Cae aguanieve sobre la Plaza del Sol y el paisaje es un océano de paraguas. Es la primera vez que estoy ausente en una protesta organizada por nuestro buen amigo Tony Guedes y a la que seguramente asistió mi querida María, siempre solidaria con nuestra causa, a veces tan perdida y extraviada frente a los vociferantes estalinistas de la izquierda rabiosa y con rabia.

Hay chicos que crecieron haciendo collares y signos de la paz junto a sus padres hippies y contraculturales. Padres que los llevaron a manifestaciones contra la guerra, contra las tiranías, contra el establishment, contra la política exterior de los Estados Unidos. Un arcoiris de ideales fotogénicos y agraciados por el colorido de los foulards, los ponchos étnicos, los abalorios de cuentas.
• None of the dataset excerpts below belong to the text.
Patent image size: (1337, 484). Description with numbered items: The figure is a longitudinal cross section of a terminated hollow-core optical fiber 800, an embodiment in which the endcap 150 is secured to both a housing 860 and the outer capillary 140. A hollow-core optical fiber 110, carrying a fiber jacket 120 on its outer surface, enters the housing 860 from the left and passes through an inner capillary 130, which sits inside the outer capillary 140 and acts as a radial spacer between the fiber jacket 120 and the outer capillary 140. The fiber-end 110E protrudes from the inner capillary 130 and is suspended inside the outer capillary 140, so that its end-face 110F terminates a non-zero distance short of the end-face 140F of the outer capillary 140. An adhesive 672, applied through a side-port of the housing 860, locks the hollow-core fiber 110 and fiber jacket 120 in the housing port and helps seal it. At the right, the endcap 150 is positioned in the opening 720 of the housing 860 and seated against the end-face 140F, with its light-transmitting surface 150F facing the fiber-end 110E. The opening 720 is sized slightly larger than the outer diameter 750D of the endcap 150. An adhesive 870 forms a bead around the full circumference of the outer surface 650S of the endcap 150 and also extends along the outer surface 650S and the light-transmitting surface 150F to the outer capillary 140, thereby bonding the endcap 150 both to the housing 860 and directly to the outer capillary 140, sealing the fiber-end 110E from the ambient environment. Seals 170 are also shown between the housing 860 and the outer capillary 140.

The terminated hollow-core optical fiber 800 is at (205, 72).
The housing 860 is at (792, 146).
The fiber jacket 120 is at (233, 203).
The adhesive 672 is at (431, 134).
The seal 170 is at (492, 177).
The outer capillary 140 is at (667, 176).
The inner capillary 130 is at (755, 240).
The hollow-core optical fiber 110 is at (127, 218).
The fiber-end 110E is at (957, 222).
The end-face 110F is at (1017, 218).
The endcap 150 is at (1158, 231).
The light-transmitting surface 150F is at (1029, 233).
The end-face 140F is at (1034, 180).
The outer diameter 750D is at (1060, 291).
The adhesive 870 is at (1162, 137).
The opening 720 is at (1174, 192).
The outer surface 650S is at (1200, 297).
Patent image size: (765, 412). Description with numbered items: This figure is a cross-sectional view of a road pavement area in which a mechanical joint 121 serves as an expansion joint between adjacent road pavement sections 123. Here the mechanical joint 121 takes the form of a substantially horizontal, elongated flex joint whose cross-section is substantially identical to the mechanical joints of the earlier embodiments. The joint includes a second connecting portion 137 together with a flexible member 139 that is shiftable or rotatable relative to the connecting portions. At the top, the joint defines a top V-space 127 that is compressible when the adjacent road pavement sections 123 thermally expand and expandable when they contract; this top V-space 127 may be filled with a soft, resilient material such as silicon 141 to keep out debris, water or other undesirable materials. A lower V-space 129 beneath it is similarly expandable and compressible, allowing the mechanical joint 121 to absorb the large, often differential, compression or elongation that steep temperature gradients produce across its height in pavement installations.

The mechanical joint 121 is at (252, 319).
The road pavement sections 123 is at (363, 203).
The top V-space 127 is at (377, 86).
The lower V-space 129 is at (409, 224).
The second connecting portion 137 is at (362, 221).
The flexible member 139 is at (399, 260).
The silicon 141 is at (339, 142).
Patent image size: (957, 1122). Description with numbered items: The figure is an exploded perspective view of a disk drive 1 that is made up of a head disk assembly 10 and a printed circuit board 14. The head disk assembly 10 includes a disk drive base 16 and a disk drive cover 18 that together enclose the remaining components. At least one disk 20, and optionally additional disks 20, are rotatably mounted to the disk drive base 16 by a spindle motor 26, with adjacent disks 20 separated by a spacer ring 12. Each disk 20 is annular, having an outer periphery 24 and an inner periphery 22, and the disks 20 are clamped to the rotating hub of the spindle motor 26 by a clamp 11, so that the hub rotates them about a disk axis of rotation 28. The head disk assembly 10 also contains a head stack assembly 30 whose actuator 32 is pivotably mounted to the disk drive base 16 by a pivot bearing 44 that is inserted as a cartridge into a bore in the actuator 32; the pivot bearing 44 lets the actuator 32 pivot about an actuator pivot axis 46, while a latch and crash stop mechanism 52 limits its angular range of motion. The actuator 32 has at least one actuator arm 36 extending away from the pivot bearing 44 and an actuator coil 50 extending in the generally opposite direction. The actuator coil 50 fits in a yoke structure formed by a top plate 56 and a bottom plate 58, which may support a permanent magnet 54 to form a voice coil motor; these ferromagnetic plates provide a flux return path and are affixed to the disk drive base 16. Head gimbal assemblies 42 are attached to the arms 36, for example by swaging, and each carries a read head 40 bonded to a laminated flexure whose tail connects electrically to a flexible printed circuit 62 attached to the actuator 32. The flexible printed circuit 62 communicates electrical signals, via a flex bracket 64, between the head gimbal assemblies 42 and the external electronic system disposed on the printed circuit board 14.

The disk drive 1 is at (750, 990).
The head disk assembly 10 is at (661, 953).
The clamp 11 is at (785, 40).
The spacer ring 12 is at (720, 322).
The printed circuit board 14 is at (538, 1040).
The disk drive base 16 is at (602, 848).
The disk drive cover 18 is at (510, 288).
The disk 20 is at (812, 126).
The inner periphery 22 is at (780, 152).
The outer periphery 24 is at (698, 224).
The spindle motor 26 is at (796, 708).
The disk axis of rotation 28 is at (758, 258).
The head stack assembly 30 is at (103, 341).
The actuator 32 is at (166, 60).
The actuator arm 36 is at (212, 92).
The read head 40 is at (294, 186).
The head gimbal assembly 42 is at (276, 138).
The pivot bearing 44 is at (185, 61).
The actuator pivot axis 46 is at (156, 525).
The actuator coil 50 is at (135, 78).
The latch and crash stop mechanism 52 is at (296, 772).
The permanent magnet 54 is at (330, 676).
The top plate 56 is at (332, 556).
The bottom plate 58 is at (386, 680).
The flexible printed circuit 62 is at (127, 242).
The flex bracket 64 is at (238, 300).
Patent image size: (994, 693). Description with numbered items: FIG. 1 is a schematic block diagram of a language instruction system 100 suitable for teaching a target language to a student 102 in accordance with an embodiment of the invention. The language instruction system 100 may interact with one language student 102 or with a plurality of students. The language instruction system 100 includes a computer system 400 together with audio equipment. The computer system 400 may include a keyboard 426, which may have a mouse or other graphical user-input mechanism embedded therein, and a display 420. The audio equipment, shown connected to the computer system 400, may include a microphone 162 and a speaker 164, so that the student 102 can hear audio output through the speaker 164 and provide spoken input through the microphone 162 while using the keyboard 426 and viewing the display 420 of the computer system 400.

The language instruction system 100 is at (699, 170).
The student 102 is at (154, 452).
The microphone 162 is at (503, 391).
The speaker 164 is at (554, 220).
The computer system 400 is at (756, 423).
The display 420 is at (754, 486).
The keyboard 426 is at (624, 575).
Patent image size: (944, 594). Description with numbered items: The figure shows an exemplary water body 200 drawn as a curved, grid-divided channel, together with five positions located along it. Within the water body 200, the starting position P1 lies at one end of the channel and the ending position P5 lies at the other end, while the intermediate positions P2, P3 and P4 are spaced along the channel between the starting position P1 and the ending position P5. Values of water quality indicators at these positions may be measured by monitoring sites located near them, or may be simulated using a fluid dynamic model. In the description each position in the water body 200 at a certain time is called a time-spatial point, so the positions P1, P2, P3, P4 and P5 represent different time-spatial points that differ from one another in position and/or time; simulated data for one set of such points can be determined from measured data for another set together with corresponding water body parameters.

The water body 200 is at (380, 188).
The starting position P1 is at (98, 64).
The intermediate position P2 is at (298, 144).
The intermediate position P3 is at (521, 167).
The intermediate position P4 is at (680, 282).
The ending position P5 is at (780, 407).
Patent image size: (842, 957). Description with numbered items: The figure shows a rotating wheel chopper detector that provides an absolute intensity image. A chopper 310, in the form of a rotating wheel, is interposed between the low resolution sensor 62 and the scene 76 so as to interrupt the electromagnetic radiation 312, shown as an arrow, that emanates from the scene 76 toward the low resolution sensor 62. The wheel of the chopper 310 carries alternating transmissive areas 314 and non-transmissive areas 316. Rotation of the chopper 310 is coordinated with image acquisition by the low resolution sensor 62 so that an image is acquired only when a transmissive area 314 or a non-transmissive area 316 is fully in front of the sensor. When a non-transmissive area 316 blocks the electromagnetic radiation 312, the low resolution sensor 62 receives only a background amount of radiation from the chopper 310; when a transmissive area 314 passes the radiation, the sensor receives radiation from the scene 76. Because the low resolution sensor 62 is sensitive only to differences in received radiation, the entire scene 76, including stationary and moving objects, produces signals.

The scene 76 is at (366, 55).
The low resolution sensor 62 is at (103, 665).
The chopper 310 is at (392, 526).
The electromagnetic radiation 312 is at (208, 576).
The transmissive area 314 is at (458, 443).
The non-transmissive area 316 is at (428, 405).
Yo, en cambio, ayudé a pintar pancartas por una causa de la que renegaban casi todos mis conocidos de juventud, enamorados del póster del Che, el retrato warholiano de Mao, el perfil endiosado de Castro. Símbolos huecos y falsos, pero poderosos en la imaginación colectiva de los hijos de Mayo del 68.

Mi hermano y yo nos pasamos media vida enzarzados en virulentas discusiones dialécticas con amigos con los que teníamos muchas cosas en común porque éramos tan progresistas o más que ellos. Pero al llegar al tema de Cuba el abismo era insalvable. Llegados a ese punto, nosotros éramos los verdaderos liberales, que fueron las ideas que nuestros padres nos inculcaron, sólo que sin el aroma embriagador del pachuli y la horrorosa música de Atahualpa Yupanqui. Porque hasta en eso éramos un poco freaks, habituados a escuchar en casa los boleros de la Guillot.

En una sola cosa comulgo con los comunistas: la calle hay que tomarla para hacer sentir el peso de los principios que defiendes. Creo en ello tanto como los nostálgicos del estalinismo y los gulags que no pierden ocasión para insultarnos cuando sacamos nuestros modestos carteles a favor de la libertad en Cuba. Ocurrió el pasado uno de febrero en la Puerta del Sol. Caía aguanieve en Madrid y, sorprendentemente, yo no estaba allí.